Terminarz na kwiecien:

- 1 Thu Houston W

- 2 Fri @ Seattle W

- 4 Sun San Antonio L

- 6 Tue Portland L

- 9 Fri Memphis W

- 11 Sun @ Sacramento L

- 13 Tue Golden State W

- 14 Wed @ Portland W

 

Dobra wiadomosc - 5 meczow u siebie. Zla wiadomosc to taka, ze gramy tylko z druzynami z Zachodu. I to z dobrymi zespolami. 2 mecze ze scisla czolowka - SAC i SAS, 2 mecze z zespolami bedacymi tuz za czolowka - HOU i MEM. Do tego 2 mecze z Portland, ktore bedzie zaciete w walce o playoffs. Seattle ostatnio mialo serie zwyciestw, ale juz im ja przerwano. Lada dzien straca nadzieje na playoffs, ale wolalbym, zeby mecz z nimi byl blizej konca sezonu. Teoretycznie najlatwiejszy mecz gramy z Golden State. Do tego momentu powinni juz na spokojnie przygotowywac sie do wakacji, choc ostatnio, choc sa bez szans, bardzo dobrze wymiataja, wiec trzeba i tak uwazac. Latwo nie bedzie. Sacramento w kwietniu gra 8 meczow, z tego 5 wyjazdowych. Ogolnie maja dosc podobnie do nas, ale ze maja lepszy bilans, to sa w lepszej pozycji. Trzeba liczyc, ze sie gdzies potkna, a z kolei Lakers beda jechac jak walec.

 

No i jeszcze zdjecie (clublakers.com). Rick Fox Kolekcjoner :) ... oby tytulow mistrzowskich. Kto widzial ten film? Podobno z 1999 roku.

Dołączona grafika

Odnośnik do komentarza
Udostępnij na innych stronach

No łatwo nie będzie, ale nikt nie mówi, że w NBA jest łatwo :) LAL są na fali i nie mogą pozwolić, aby jakaś dekoncentracja wybiła ich z uderzenia :)

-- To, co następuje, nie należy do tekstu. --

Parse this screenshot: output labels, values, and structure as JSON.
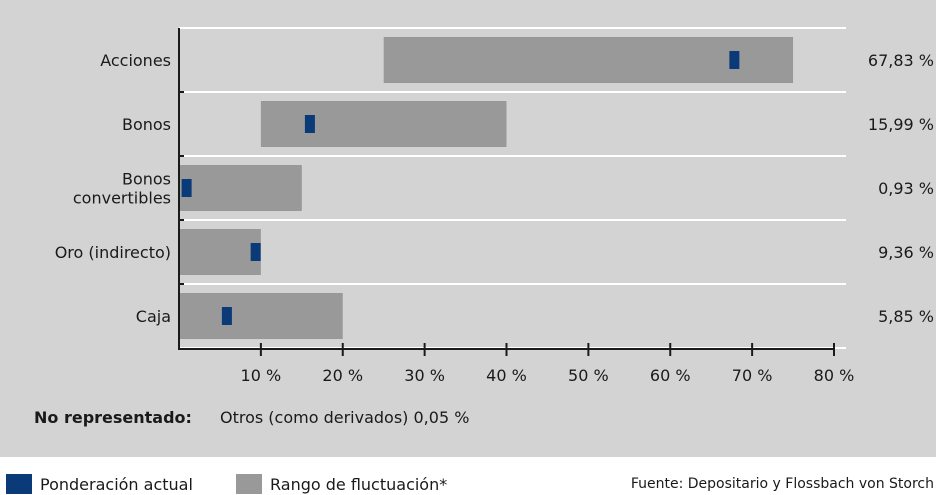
{
  "colors": {
    "current": "#0b3a78",
    "range": "#999999",
    "panel": "#d3d3d3",
    "grid": "#ffffff"
  },
  "chart_data": {
    "type": "bar",
    "categories": [
      "Acciones",
      "Bonos",
      "Bonos convertibles",
      "Oro (indirecto)",
      "Caja"
    ],
    "category_lines": [
      [
        "Acciones"
      ],
      [
        "Bonos"
      ],
      [
        "Bonos",
        "convertibles"
      ],
      [
        "Oro (indirecto)"
      ],
      [
        "Caja"
      ]
    ],
    "series": [
      {
        "name": "Rango de fluctuación*",
        "ranges": [
          [
            25,
            75
          ],
          [
            10,
            40
          ],
          [
            0,
            15
          ],
          [
            0,
            10
          ],
          [
            0,
            20
          ]
        ]
      },
      {
        "name": "Ponderación actual",
        "values": [
          67.83,
          15.99,
          0.93,
          9.36,
          5.85
        ]
      }
    ],
    "value_labels": [
      "67,83 %",
      "15,99 %",
      "0,93 %",
      "9,36 %",
      "5,85 %"
    ],
    "x_ticks": [
      10,
      20,
      30,
      40,
      50,
      60,
      70,
      80
    ],
    "x_tick_labels": [
      "10 %",
      "20 %",
      "30 %",
      "40 %",
      "50 %",
      "60 %",
      "70 %",
      "80 %"
    ],
    "xlim": [
      0,
      80
    ],
    "title": "",
    "xlabel": "",
    "ylabel": ""
  },
  "note": {
    "title": "No representado:",
    "text": "Otros (como derivados) 0,05 %"
  },
  "legend": {
    "current_label": "Ponderación actual",
    "range_label": "Rango de fluctuación*"
  },
  "source": "Fuente: Depositario y Flossbach von Storch"
}
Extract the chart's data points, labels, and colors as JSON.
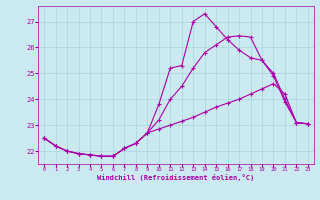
{
  "xlabel": "Windchill (Refroidissement éolien,°C)",
  "background_color": "#cbe9f0",
  "grid_color": "#aad4e0",
  "line_color": "#aa00aa",
  "hours": [
    0,
    1,
    2,
    3,
    4,
    5,
    6,
    7,
    8,
    9,
    10,
    11,
    12,
    13,
    14,
    15,
    16,
    17,
    18,
    19,
    20,
    21,
    22,
    23
  ],
  "series1": [
    22.5,
    22.2,
    22.0,
    21.9,
    21.85,
    21.8,
    21.8,
    22.1,
    22.3,
    22.7,
    23.8,
    25.2,
    25.3,
    27.0,
    27.3,
    26.8,
    26.3,
    25.9,
    25.6,
    25.5,
    25.0,
    24.0,
    23.1,
    23.05
  ],
  "series2": [
    22.5,
    22.2,
    22.0,
    21.9,
    21.85,
    21.8,
    21.8,
    22.1,
    22.3,
    22.7,
    23.2,
    24.0,
    24.5,
    25.2,
    25.8,
    26.1,
    26.4,
    26.45,
    26.4,
    25.5,
    24.9,
    23.9,
    23.1,
    23.05
  ],
  "series3": [
    22.5,
    22.2,
    22.0,
    21.9,
    21.85,
    21.8,
    21.8,
    22.1,
    22.3,
    22.7,
    22.85,
    23.0,
    23.15,
    23.3,
    23.5,
    23.7,
    23.85,
    24.0,
    24.2,
    24.4,
    24.6,
    24.2,
    23.1,
    23.05
  ],
  "ylim": [
    21.5,
    27.6
  ],
  "yticks": [
    22,
    23,
    24,
    25,
    26,
    27
  ],
  "xlim": [
    -0.5,
    23.5
  ],
  "xticks": [
    0,
    1,
    2,
    3,
    4,
    5,
    6,
    7,
    8,
    9,
    10,
    11,
    12,
    13,
    14,
    15,
    16,
    17,
    18,
    19,
    20,
    21,
    22,
    23
  ]
}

Ważny, jak zwykle, mecz z Sacramento. No i z Memphis, prawdopodobnymi rywalami w I rundzie PO.

 

Dla porównania dożucę rozkładówkę :P Minesoty i Sacramento z kwietnia.

 

Sacramento:

- 1 Thu @ Dallas

- 4 Sun @ Houston

- 6 Tue New Orleans

- 8 Thu Minnesota

- 9 Fri @ Phoenix

- 11 Sun L.A. Lakers

- 12 Mon @ Denver

- 14 Wed @ Golden State

 

Minesota:

- 2 Fri Washington

- 4 Sun Memphis

- 8 Thu @ Sacramento

- 9 Fri @ Golden State

- 12 Mon Utah

- 14 Wed @ Memphis

 

Obie ekipy w sumie nie mają jakiegoś zabójczego kwietnia, ale dobrze by było, jakby nie wpadły w odpowiedni rytm :P

Odnośnik do komentarza
Udostępnij na innych stronach

Lakers co prawda dzisiaj nie grali, ale za to grali ich przeciwnicy, co w kontekście walki o prymat na Zachodzie, jest równie ważne. Wolves pokonali Seattle, ale wciąż są z tyłu.Co ważniejsze, Kings przegrali ze Spurs i mają już tylko jedną porażkę mniej od nas. Kolejne dwa mecze mają wyjazdowe, z dość trudnymi przeciwnikami (Mavs i Rockets). Jest szansa na dojście (pod warunkiem oczywiście, że nie wtopimy jakiegoś głupiego meczu :wink: ), zwłaszcza, że wygląda na to, że Kings ostatnio przeżywają lekki kryzys. Decydujący może okazać się mecz w Arco Arena 11.04. Bezwzględnie trzeba go wygrać. Oczywiście najlepiej byłoby wygrać wszystko i nie oglądać się na innych. Będzie to trudne, ale nie niemożliwe. A jakby to ładnie wyglądało na koniec: 17 kolejnych zwycięstw :wink: :D

Odnośnik do komentarza
Udostępnij na innych stronach

No i jeszcze zdjecie (clublakers.com). Rick Fox Kolekcjoner :) ... oby tytulow mistrzowskich. Kto widzial ten film? Podobno z 1999 roku.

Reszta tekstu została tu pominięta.